HIJO MILLONARIO VUELVE DE VIAJE Y ENCUENTRA A LA MADRE PIDIENDO COMIDA A LOS VECINOS… LO QUE ELLA REVELA…

Mauricio estacionó el coche importado frente a la casita sencilla donde había crecido y soltó un suspiro cansado, pero feliz. Quince días lejos de su madre siempre le parecían una eternidad, pero esa vez volvía con algo especial en la maleta: una pequeña cajita aterciopelada que guardaba un collar de perlas. Años atrás, su madre, Maria das Dores, había señalado ese mismo collar en una revista y había dicho, con una mezcla de ilusión y resignación, que era hermoso, pero demasiado caro para gente como ellos. Desde então, Mauricio había guardado esa escena en la memoria como una promesa silenciosa. Ahora, después de mucho trabajo, por fin había podido comprárselo.

Se imaginaba el rostro de su madre se iluminando al abrir la cajita, los ojos brillando, la risa tímida, las manos arrugadas tocando asustada cada perla. Ella nunca pedía nada, siempre decía que con tener un techo y salud era suficiente, pero a él le encantaba verla feliz con pequeños detalles. Bajó del coche con la maleta en una mano y el regalo bien sujeto en la otra, pero algo le llamó la atención de inmediato: el portón estaba entreabierto.
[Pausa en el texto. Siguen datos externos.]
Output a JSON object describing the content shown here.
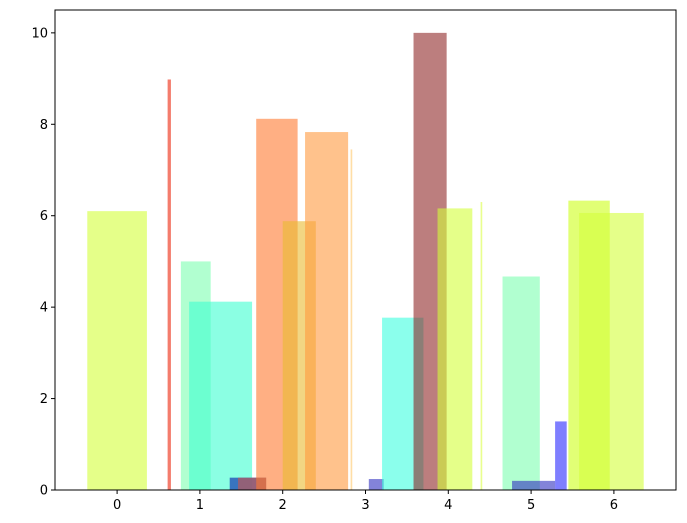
{
  "chart_data": {
    "type": "bar",
    "title": "",
    "xlabel": "",
    "ylabel": "",
    "xlim": [
      -0.75,
      6.75
    ],
    "ylim": [
      0,
      10.5
    ],
    "grid": false,
    "x_ticks": [
      {
        "value": 0,
        "label": "0"
      },
      {
        "value": 1,
        "label": "1"
      },
      {
        "value": 2,
        "label": "2"
      },
      {
        "value": 3,
        "label": "3"
      },
      {
        "value": 4,
        "label": "4"
      },
      {
        "value": 5,
        "label": "5"
      },
      {
        "value": 6,
        "label": "6"
      }
    ],
    "y_ticks": [
      {
        "value": 0,
        "label": "0"
      },
      {
        "value": 2,
        "label": "2"
      },
      {
        "value": 4,
        "label": "4"
      },
      {
        "value": 6,
        "label": "6"
      },
      {
        "value": 8,
        "label": "8"
      },
      {
        "value": 10,
        "label": "10"
      }
    ],
    "bars": [
      {
        "x": 0.0,
        "width": 0.72,
        "value": 6.1,
        "color": "#d4ff3a",
        "alpha": 0.6
      },
      {
        "x": 0.63,
        "width": 0.04,
        "value": 8.98,
        "color": "#f0503c",
        "alpha": 0.75
      },
      {
        "x": 0.95,
        "width": 0.36,
        "value": 5.0,
        "color": "#7dffb0",
        "alpha": 0.6
      },
      {
        "x": 1.25,
        "width": 0.76,
        "value": 4.12,
        "color": "#3dffd0",
        "alpha": 0.6
      },
      {
        "x": 1.58,
        "width": 0.44,
        "value": 0.27,
        "color": "#2a5cb8",
        "alpha": 0.85
      },
      {
        "x": 1.63,
        "width": 0.34,
        "value": 0.27,
        "color": "#b85a5a",
        "alpha": 0.7
      },
      {
        "x": 1.93,
        "width": 0.5,
        "value": 8.12,
        "color": "#ff7a30",
        "alpha": 0.6
      },
      {
        "x": 2.2,
        "width": 0.4,
        "value": 5.88,
        "color": "#eaba30",
        "alpha": 0.6
      },
      {
        "x": 2.53,
        "width": 0.52,
        "value": 7.83,
        "color": "#ff9a40",
        "alpha": 0.6
      },
      {
        "x": 2.83,
        "width": 0.02,
        "value": 7.45,
        "color": "#ffd080",
        "alpha": 0.7
      },
      {
        "x": 3.13,
        "width": 0.18,
        "value": 0.24,
        "color": "#3030c0",
        "alpha": 0.6
      },
      {
        "x": 3.45,
        "width": 0.5,
        "value": 3.77,
        "color": "#3dffe0",
        "alpha": 0.6
      },
      {
        "x": 3.78,
        "width": 0.4,
        "value": 10.0,
        "color": "#8b2020",
        "alpha": 0.58
      },
      {
        "x": 4.08,
        "width": 0.42,
        "value": 6.16,
        "color": "#d4ff3a",
        "alpha": 0.6
      },
      {
        "x": 4.4,
        "width": 0.02,
        "value": 6.3,
        "color": "#e0ff60",
        "alpha": 0.7
      },
      {
        "x": 4.88,
        "width": 0.45,
        "value": 4.67,
        "color": "#7dffb0",
        "alpha": 0.6
      },
      {
        "x": 5.03,
        "width": 0.52,
        "value": 0.2,
        "color": "#3030c0",
        "alpha": 0.6
      },
      {
        "x": 5.36,
        "width": 0.14,
        "value": 1.5,
        "color": "#2a2aff",
        "alpha": 0.6
      },
      {
        "x": 5.7,
        "width": 0.5,
        "value": 6.33,
        "color": "#d4ff3a",
        "alpha": 0.7
      },
      {
        "x": 5.97,
        "width": 0.78,
        "value": 6.06,
        "color": "#d4ff3a",
        "alpha": 0.6
      }
    ]
  }
}
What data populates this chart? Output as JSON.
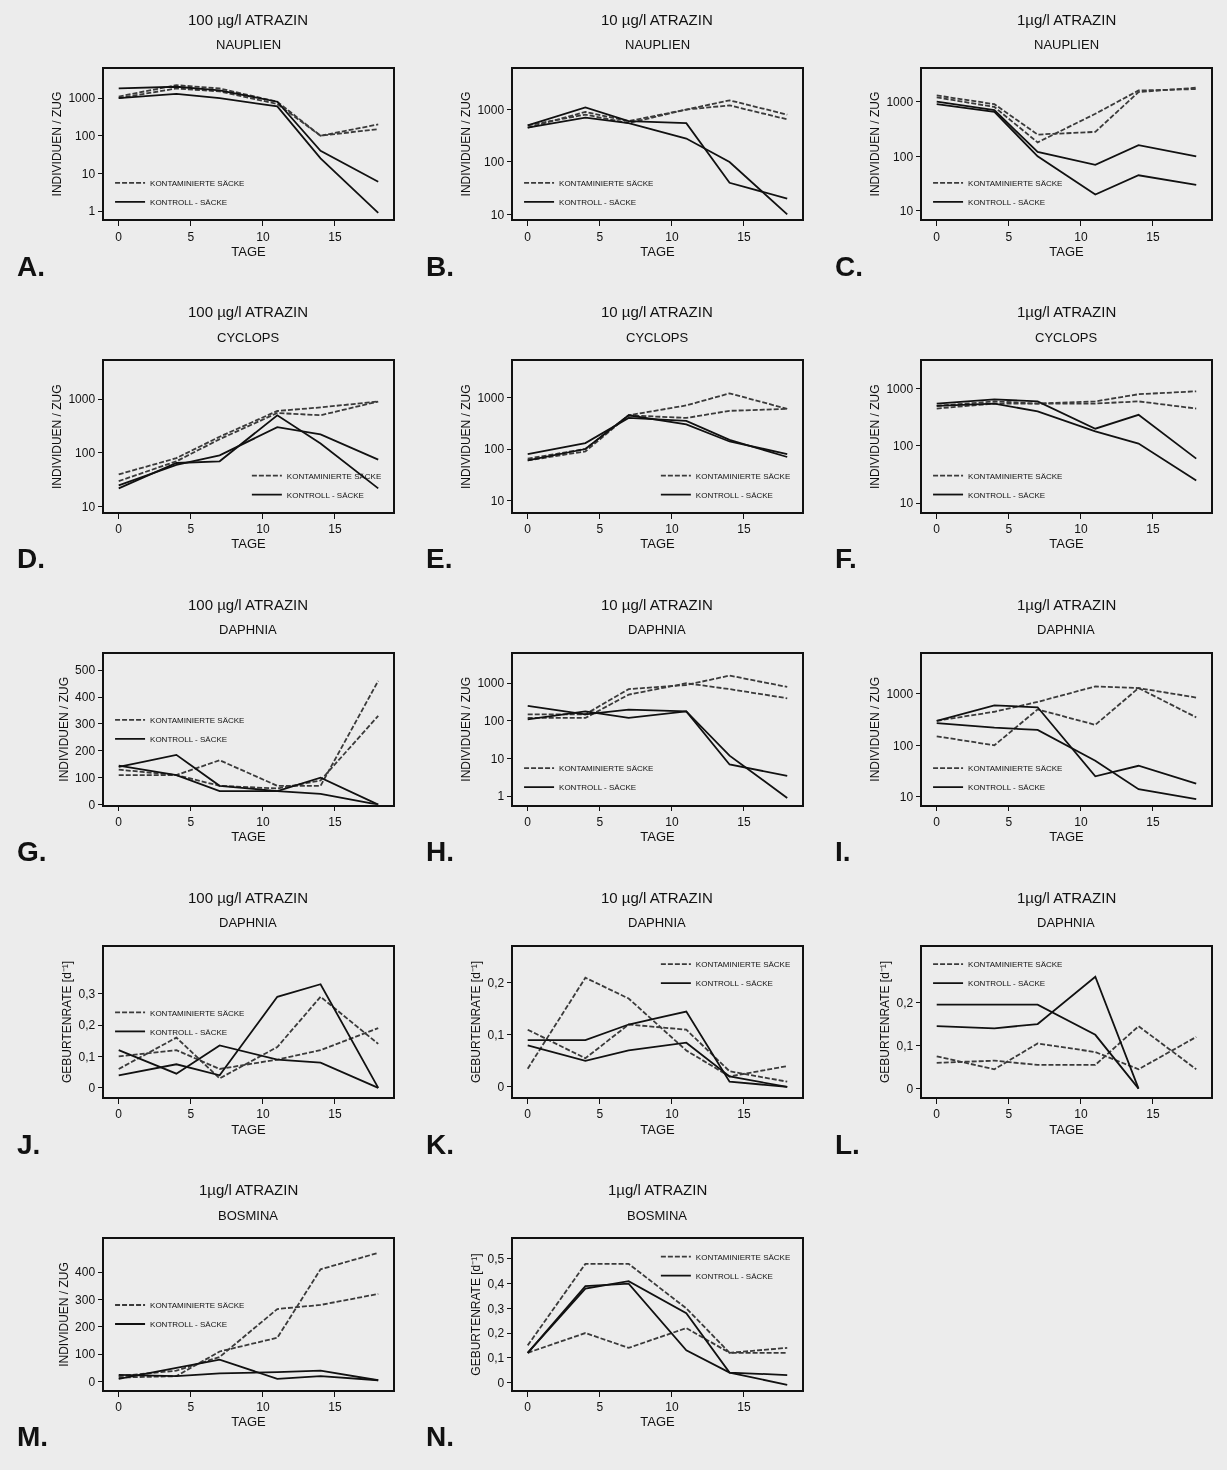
{
  "chart_data": [
    {
      "type": "line",
      "title": "100 µg/l ATRAZIN",
      "subtitle": "NAUPLIEN",
      "xlabel": "TAGE",
      "ylabel": "INDIVIDUEN / ZUG",
      "x": [
        0,
        4,
        7,
        11,
        14,
        18
      ],
      "xlim": [
        -1,
        19
      ],
      "xticks": [
        0,
        5,
        10,
        15
      ],
      "log": true,
      "ylim": [
        0.6,
        6000
      ],
      "yticks": [
        1,
        10,
        100,
        1000
      ],
      "legend": "bottom left",
      "annotations": [
        "A."
      ],
      "series": [
        {
          "name": "KONTAMINIERTE SÄCKE",
          "color": "#3a3a3a",
          "line_style": "dashed",
          "values": [
            1100,
            2200,
            1800,
            800,
            100,
            200
          ]
        },
        {
          "color": "#3a3a3a",
          "line_style": "dashed",
          "values": [
            1000,
            1800,
            1500,
            700,
            100,
            150
          ]
        },
        {
          "name": "KONTROLL - SÄCKE",
          "color": "#111111",
          "line_style": "solid",
          "values": [
            1800,
            2000,
            1600,
            800,
            40,
            6
          ]
        },
        {
          "color": "#111111",
          "line_style": "solid",
          "values": [
            1000,
            1300,
            1000,
            600,
            25,
            0.9
          ]
        }
      ]
    },
    {
      "type": "line",
      "title": "10 µg/l ATRAZIN",
      "subtitle": "NAUPLIEN",
      "xlabel": "TAGE",
      "ylabel": "INDIVIDUEN / ZUG",
      "x": [
        0,
        4,
        7,
        11,
        14,
        18
      ],
      "xlim": [
        -1,
        19
      ],
      "xticks": [
        0,
        5,
        10,
        15
      ],
      "log": true,
      "ylim": [
        8,
        6000
      ],
      "yticks": [
        10,
        100,
        1000
      ],
      "legend": "bottom left",
      "annotations": [
        "B."
      ],
      "series": [
        {
          "name": "KONTAMINIERTE SÄCKE",
          "color": "#3a3a3a",
          "line_style": "dashed",
          "values": [
            450,
            900,
            600,
            1000,
            1500,
            800
          ]
        },
        {
          "color": "#3a3a3a",
          "line_style": "dashed",
          "values": [
            500,
            800,
            550,
            1000,
            1200,
            650
          ]
        },
        {
          "name": "KONTROLL - SÄCKE",
          "color": "#111111",
          "line_style": "solid",
          "values": [
            500,
            1100,
            600,
            550,
            40,
            20
          ]
        },
        {
          "color": "#111111",
          "line_style": "solid",
          "values": [
            450,
            700,
            550,
            280,
            100,
            10
          ]
        }
      ]
    },
    {
      "type": "line",
      "title": "1µg/l ATRAZIN",
      "subtitle": "NAUPLIEN",
      "xlabel": "TAGE",
      "ylabel": "INDIVIDUEN / ZUG",
      "x": [
        0,
        4,
        7,
        11,
        14,
        18
      ],
      "xlim": [
        -1,
        19
      ],
      "xticks": [
        0,
        5,
        10,
        15
      ],
      "log": true,
      "ylim": [
        7,
        4000
      ],
      "yticks": [
        10,
        100,
        1000
      ],
      "legend": "bottom left",
      "annotations": [
        "C."
      ],
      "series": [
        {
          "name": "KONTAMINIERTE SÄCKE",
          "color": "#3a3a3a",
          "line_style": "dashed",
          "values": [
            1300,
            900,
            250,
            280,
            1500,
            1800
          ]
        },
        {
          "color": "#3a3a3a",
          "line_style": "dashed",
          "values": [
            1200,
            800,
            180,
            600,
            1600,
            1700
          ]
        },
        {
          "name": "KONTROLL - SÄCKE",
          "color": "#111111",
          "line_style": "solid",
          "values": [
            1000,
            700,
            120,
            70,
            160,
            100
          ]
        },
        {
          "color": "#111111",
          "line_style": "solid",
          "values": [
            900,
            650,
            100,
            20,
            45,
            30
          ]
        }
      ]
    },
    {
      "type": "line",
      "title": "100 µg/l ATRAZIN",
      "subtitle": "CYCLOPS",
      "xlabel": "TAGE",
      "ylabel": "INDIVIDUEN / ZUG",
      "x": [
        0,
        4,
        7,
        11,
        14,
        18
      ],
      "xlim": [
        -1,
        19
      ],
      "xticks": [
        0,
        5,
        10,
        15
      ],
      "log": true,
      "ylim": [
        8,
        5000
      ],
      "yticks": [
        10,
        100,
        1000
      ],
      "legend": "bottom right",
      "annotations": [
        "D."
      ],
      "series": [
        {
          "name": "KONTAMINIERTE SÄCKE",
          "color": "#3a3a3a",
          "line_style": "dashed",
          "values": [
            40,
            80,
            200,
            600,
            700,
            900
          ]
        },
        {
          "color": "#3a3a3a",
          "line_style": "dashed",
          "values": [
            30,
            70,
            180,
            550,
            500,
            900
          ]
        },
        {
          "name": "KONTROLL - SÄCKE",
          "color": "#111111",
          "line_style": "solid",
          "values": [
            22,
            65,
            70,
            500,
            150,
            22
          ]
        },
        {
          "color": "#111111",
          "line_style": "solid",
          "values": [
            25,
            60,
            90,
            300,
            220,
            75
          ]
        }
      ]
    },
    {
      "type": "line",
      "title": "10 µg/l ATRAZIN",
      "subtitle": "CYCLOPS",
      "xlabel": "TAGE",
      "ylabel": "INDIVIDUEN / ZUG",
      "x": [
        0,
        4,
        7,
        11,
        14,
        18
      ],
      "xlim": [
        -1,
        19
      ],
      "xticks": [
        0,
        5,
        10,
        15
      ],
      "log": true,
      "ylim": [
        6,
        5000
      ],
      "yticks": [
        10,
        100,
        1000
      ],
      "legend": "bottom right",
      "annotations": [
        "E."
      ],
      "series": [
        {
          "name": "KONTAMINIERTE SÄCKE",
          "color": "#3a3a3a",
          "line_style": "dashed",
          "values": [
            60,
            90,
            450,
            700,
            1200,
            600
          ]
        },
        {
          "color": "#3a3a3a",
          "line_style": "dashed",
          "values": [
            65,
            100,
            450,
            400,
            550,
            600
          ]
        },
        {
          "name": "KONTROLL - SÄCKE",
          "color": "#111111",
          "line_style": "solid",
          "values": [
            80,
            130,
            400,
            350,
            150,
            70
          ]
        },
        {
          "color": "#111111",
          "line_style": "solid",
          "values": [
            60,
            100,
            450,
            300,
            140,
            80
          ]
        }
      ]
    },
    {
      "type": "line",
      "title": "1µg/l ATRAZIN",
      "subtitle": "CYCLOPS",
      "xlabel": "TAGE",
      "ylabel": "INDIVIDUEN / ZUG",
      "x": [
        0,
        4,
        7,
        11,
        14,
        18
      ],
      "xlim": [
        -1,
        19
      ],
      "xticks": [
        0,
        5,
        10,
        15
      ],
      "log": true,
      "ylim": [
        7,
        3000
      ],
      "yticks": [
        10,
        100,
        1000
      ],
      "legend": "bottom left",
      "annotations": [
        "F."
      ],
      "series": [
        {
          "name": "KONTAMINIERTE SÄCKE",
          "color": "#3a3a3a",
          "line_style": "dashed",
          "values": [
            450,
            550,
            550,
            600,
            800,
            900
          ]
        },
        {
          "color": "#3a3a3a",
          "line_style": "dashed",
          "values": [
            500,
            600,
            550,
            550,
            600,
            450
          ]
        },
        {
          "name": "KONTROLL - SÄCKE",
          "color": "#111111",
          "line_style": "solid",
          "values": [
            550,
            650,
            600,
            200,
            350,
            60
          ]
        },
        {
          "color": "#111111",
          "line_style": "solid",
          "values": [
            500,
            550,
            400,
            180,
            110,
            25
          ]
        }
      ]
    },
    {
      "type": "line",
      "title": "100 µg/l ATRAZIN",
      "subtitle": "DAPHNIA",
      "xlabel": "TAGE",
      "ylabel": "INDIVIDUEN / ZUG",
      "x": [
        0,
        4,
        7,
        11,
        14,
        18
      ],
      "xlim": [
        -1,
        19
      ],
      "xticks": [
        0,
        5,
        10,
        15
      ],
      "ylim": [
        0,
        560
      ],
      "yticks": [
        0,
        100,
        200,
        300,
        400,
        500
      ],
      "legend": "left",
      "annotations": [
        "G."
      ],
      "series": [
        {
          "name": "KONTAMINIERTE SÄCKE",
          "color": "#3a3a3a",
          "line_style": "dashed",
          "values": [
            110,
            110,
            165,
            70,
            70,
            460
          ]
        },
        {
          "color": "#3a3a3a",
          "line_style": "dashed",
          "values": [
            130,
            110,
            70,
            60,
            90,
            330
          ]
        },
        {
          "name": "KONTROLL - SÄCKE",
          "color": "#111111",
          "line_style": "solid",
          "values": [
            140,
            185,
            70,
            50,
            100,
            0
          ]
        },
        {
          "color": "#111111",
          "line_style": "solid",
          "values": [
            145,
            110,
            50,
            50,
            40,
            0
          ]
        }
      ]
    },
    {
      "type": "line",
      "title": "10 µg/l ATRAZIN",
      "subtitle": "DAPHNIA",
      "xlabel": "TAGE",
      "ylabel": "INDIVIDUEN / ZUG",
      "x": [
        0,
        4,
        7,
        11,
        14,
        18
      ],
      "xlim": [
        -1,
        19
      ],
      "xticks": [
        0,
        5,
        10,
        15
      ],
      "log": true,
      "ylim": [
        0.6,
        6000
      ],
      "yticks": [
        1,
        10,
        100,
        1000
      ],
      "legend": "bottom left",
      "annotations": [
        "H."
      ],
      "series": [
        {
          "name": "KONTAMINIERTE SÄCKE",
          "color": "#3a3a3a",
          "line_style": "dashed",
          "values": [
            150,
            150,
            700,
            900,
            1600,
            800
          ]
        },
        {
          "color": "#3a3a3a",
          "line_style": "dashed",
          "values": [
            120,
            120,
            500,
            1000,
            700,
            400
          ]
        },
        {
          "name": "KONTROLL - SÄCKE",
          "color": "#111111",
          "line_style": "solid",
          "values": [
            250,
            150,
            200,
            180,
            7,
            3.5
          ]
        },
        {
          "color": "#111111",
          "line_style": "solid",
          "values": [
            110,
            180,
            120,
            180,
            12,
            0.9
          ]
        }
      ]
    },
    {
      "type": "line",
      "title": "1µg/l ATRAZIN",
      "subtitle": "DAPHNIA",
      "xlabel": "TAGE",
      "ylabel": "INDIVIDUEN / ZUG",
      "x": [
        0,
        4,
        7,
        11,
        14,
        18
      ],
      "xlim": [
        -1,
        19
      ],
      "xticks": [
        0,
        5,
        10,
        15
      ],
      "log": true,
      "ylim": [
        7,
        6000
      ],
      "yticks": [
        10,
        100,
        1000
      ],
      "legend": "bottom left",
      "annotations": [
        "I."
      ],
      "series": [
        {
          "name": "KONTAMINIERTE SÄCKE",
          "color": "#3a3a3a",
          "line_style": "dashed",
          "values": [
            300,
            450,
            700,
            1400,
            1300,
            850
          ]
        },
        {
          "color": "#3a3a3a",
          "line_style": "dashed",
          "values": [
            150,
            100,
            500,
            250,
            1300,
            350
          ]
        },
        {
          "name": "KONTROLL - SÄCKE",
          "color": "#111111",
          "line_style": "solid",
          "values": [
            300,
            600,
            550,
            25,
            40,
            18
          ]
        },
        {
          "color": "#111111",
          "line_style": "solid",
          "values": [
            270,
            220,
            200,
            50,
            14,
            9
          ]
        }
      ]
    },
    {
      "type": "line",
      "title": "100 µg/l ATRAZIN",
      "subtitle": "DAPHNIA",
      "xlabel": "TAGE",
      "ylabel": "GEBURTENRATE [d⁻¹]",
      "x": [
        0,
        4,
        7,
        11,
        14,
        18
      ],
      "xlim": [
        -1,
        19
      ],
      "xticks": [
        0,
        5,
        10,
        15
      ],
      "ylim": [
        -0.03,
        0.45
      ],
      "yticks": [
        0,
        {
          "value": 0.1,
          "label": "0,1"
        },
        {
          "value": 0.2,
          "label": "0,2"
        },
        {
          "value": 0.3,
          "label": "0,3"
        }
      ],
      "legend": "left",
      "annotations": [
        "J."
      ],
      "series": [
        {
          "name": "KONTAMINIERTE SÄCKE",
          "color": "#3a3a3a",
          "line_style": "dashed",
          "values": [
            0.06,
            0.16,
            0.03,
            0.13,
            0.29,
            0.14
          ]
        },
        {
          "color": "#3a3a3a",
          "line_style": "dashed",
          "values": [
            0.1,
            0.12,
            0.06,
            0.09,
            0.12,
            0.19
          ]
        },
        {
          "name": "KONTROLL - SÄCKE",
          "color": "#111111",
          "line_style": "solid",
          "values": [
            0.04,
            0.075,
            0.04,
            0.29,
            0.33,
            0
          ]
        },
        {
          "color": "#111111",
          "line_style": "solid",
          "values": [
            0.12,
            0.045,
            0.135,
            0.09,
            0.08,
            0
          ]
        }
      ]
    },
    {
      "type": "line",
      "title": "10 µg/l ATRAZIN",
      "subtitle": "DAPHNIA",
      "xlabel": "TAGE",
      "ylabel": "GEBURTENRATE [d⁻¹]",
      "x": [
        0,
        4,
        7,
        11,
        14,
        18
      ],
      "xlim": [
        -1,
        19
      ],
      "xticks": [
        0,
        5,
        10,
        15
      ],
      "ylim": [
        -0.02,
        0.27
      ],
      "yticks": [
        0,
        {
          "value": 0.1,
          "label": "0,1"
        },
        {
          "value": 0.2,
          "label": "0,2"
        }
      ],
      "legend": "top right",
      "annotations": [
        "K."
      ],
      "series": [
        {
          "name": "KONTAMINIERTE SÄCKE",
          "color": "#3a3a3a",
          "line_style": "dashed",
          "values": [
            0.035,
            0.21,
            0.17,
            0.07,
            0.02,
            0.04
          ]
        },
        {
          "color": "#3a3a3a",
          "line_style": "dashed",
          "values": [
            0.11,
            0.055,
            0.12,
            0.11,
            0.03,
            0.01
          ]
        },
        {
          "name": "KONTROLL - SÄCKE",
          "color": "#111111",
          "line_style": "solid",
          "values": [
            0.09,
            0.09,
            0.12,
            0.145,
            0.01,
            0
          ]
        },
        {
          "color": "#111111",
          "line_style": "solid",
          "values": [
            0.08,
            0.05,
            0.07,
            0.085,
            0.02,
            0
          ]
        }
      ]
    },
    {
      "type": "line",
      "title": "1µg/l ATRAZIN",
      "subtitle": "DAPHNIA",
      "xlabel": "TAGE",
      "ylabel": "GEBURTENRATE [d⁻¹]",
      "x": [
        0,
        4,
        7,
        11,
        14,
        18
      ],
      "xlim": [
        -1,
        19
      ],
      "xticks": [
        0,
        5,
        10,
        15
      ],
      "ylim": [
        -0.02,
        0.33
      ],
      "yticks": [
        0,
        {
          "value": 0.1,
          "label": "0,1"
        },
        {
          "value": 0.2,
          "label": "0,2"
        }
      ],
      "legend": "top left",
      "annotations": [
        "L."
      ],
      "series": [
        {
          "name": "KONTAMINIERTE SÄCKE",
          "color": "#3a3a3a",
          "line_style": "dashed",
          "values": [
            0.075,
            0.045,
            0.105,
            0.085,
            0.045,
            0.12
          ]
        },
        {
          "color": "#3a3a3a",
          "line_style": "dashed",
          "values": [
            0.06,
            0.065,
            0.055,
            0.055,
            0.145,
            0.045
          ]
        },
        {
          "name": "KONTROLL - SÄCKE",
          "color": "#111111",
          "line_style": "solid",
          "values": [
            0.195,
            0.195,
            0.195,
            0.125,
            0,
            null
          ]
        },
        {
          "color": "#111111",
          "line_style": "solid",
          "values": [
            0.145,
            0.14,
            0.15,
            0.26,
            0,
            null
          ]
        }
      ]
    },
    {
      "type": "line",
      "title": "1µg/l ATRAZIN",
      "subtitle": "BOSMINA",
      "xlabel": "TAGE",
      "ylabel": "INDIVIDUEN / ZUG",
      "x": [
        0,
        4,
        7,
        11,
        14,
        18
      ],
      "xlim": [
        -1,
        19
      ],
      "xticks": [
        0,
        5,
        10,
        15
      ],
      "ylim": [
        -30,
        520
      ],
      "yticks": [
        0,
        100,
        200,
        300,
        400
      ],
      "legend": "left",
      "annotations": [
        "M."
      ],
      "series": [
        {
          "name": "KONTAMINIERTE SÄCKE",
          "color": "#3a3a3a",
          "line_style": "dashed",
          "values": [
            15,
            20,
            110,
            160,
            410,
            470
          ]
        },
        {
          "color": "#3a3a3a",
          "line_style": "dashed",
          "values": [
            20,
            40,
            90,
            265,
            280,
            320
          ]
        },
        {
          "name": "KONTROLL - SÄCKE",
          "color": "#111111",
          "line_style": "solid",
          "values": [
            10,
            50,
            80,
            10,
            20,
            5
          ]
        },
        {
          "color": "#111111",
          "line_style": "solid",
          "values": [
            25,
            20,
            30,
            35,
            40,
            5
          ]
        }
      ]
    },
    {
      "type": "line",
      "title": "1µg/l ATRAZIN",
      "subtitle": "BOSMINA",
      "xlabel": "TAGE",
      "ylabel": "GEBURTENRATE [d⁻¹]",
      "x": [
        0,
        4,
        7,
        11,
        14,
        18
      ],
      "xlim": [
        -1,
        19
      ],
      "xticks": [
        0,
        5,
        10,
        15
      ],
      "ylim": [
        -0.03,
        0.58
      ],
      "yticks": [
        0,
        {
          "value": 0.1,
          "label": "0,1"
        },
        {
          "value": 0.2,
          "label": "0,2"
        },
        {
          "value": 0.3,
          "label": "0,3"
        },
        {
          "value": 0.4,
          "label": "0,4"
        },
        {
          "value": 0.5,
          "label": "0,5"
        }
      ],
      "legend": "top right",
      "annotations": [
        "N."
      ],
      "series": [
        {
          "name": "KONTAMINIERTE SÄCKE",
          "color": "#3a3a3a",
          "line_style": "dashed",
          "values": [
            0.15,
            0.48,
            0.48,
            0.3,
            0.12,
            0.12
          ]
        },
        {
          "color": "#3a3a3a",
          "line_style": "dashed",
          "values": [
            0.12,
            0.2,
            0.14,
            0.22,
            0.12,
            0.14
          ]
        },
        {
          "name": "KONTROLL - SÄCKE",
          "color": "#111111",
          "line_style": "solid",
          "values": [
            0.12,
            0.38,
            0.41,
            0.28,
            0.04,
            0.03
          ]
        },
        {
          "color": "#111111",
          "line_style": "solid",
          "values": [
            0.12,
            0.39,
            0.4,
            0.13,
            0.04,
            -0.01
          ]
        }
      ]
    }
  ]
}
Frunció el ceño. Su madre siempre trancaba todo al caer la noche. Miró el reloj: casi las ocho. No había ninguna luz encendida, ninguna música saliendo bajito del viejo radio de la cocina, ningún olor a comida casera flotando por el aire como siempre que él llegaba de viaje. En lugar de eso, un silencio raro, pesado, como si la casa estuviera conteniendo la respiración.
Empujó la puerta principal, que cedió con un ligero quejido, y llamó en voz alta:

—¿Mamá?

Nada. La sala estaba ordenada, pero tenía ese aire triste de lugar abandonado: un poco de polvo sobre los muebles, las almohadas del sofá hundidas, como si nadie se hubiera sentado allí en días. El corazón de Mauricio empezó a latir más rápido, una punzada fría le recorrió la espalda. Caminó hasta la cocina, encendió la luz y abrió la nevera. Casi vacía: unas botellas de agua, un pedazo de queso reseco, nada que pareciera comida de verdad. Era imposible. Él transfería todos los meses cinco mil reales a la cuenta de su madre para que viviera con comodidad y aún le sobrara.

Se quedó mirando aquella nevera desolada, con la mano todavía apoyada en la puerta, mientras un pensamiento incómodo se instalaba en su mente. Algo estaba mal. Muy mal. La campana de la puerta lo sacó de su trance. Corrió a abrir. Era doña Lúcia, la vecina de tres casas más adelante, una señora de cabello blanco que lo conocía desde niño. Tenía los ojos húmedos y le agarró las manos con fuerza.

—Ay, hijo… gracias a Dios que volviste.

—¿Qué pasó? —preguntó Mauricio, con la voz más tensa de lo que quería—. ¿Dónde está mi madre?

Doña Lúcia respiró hondo, como quien se prepara para dar una noticia que no quiere dar.

—Mauricio… tu mamá anda pasando necesidad. La hemos visto por el barrio… pidiendo comida en las casas. Tu madre pide plato de comida, hijo.

Las palabras cayeron entre ellos como piedras. Mauricio sintió que las piernas le flaqueaban.

—Eso no tiene sentido —murmuró—. Yo mando dinero todos los meses, nunca falla.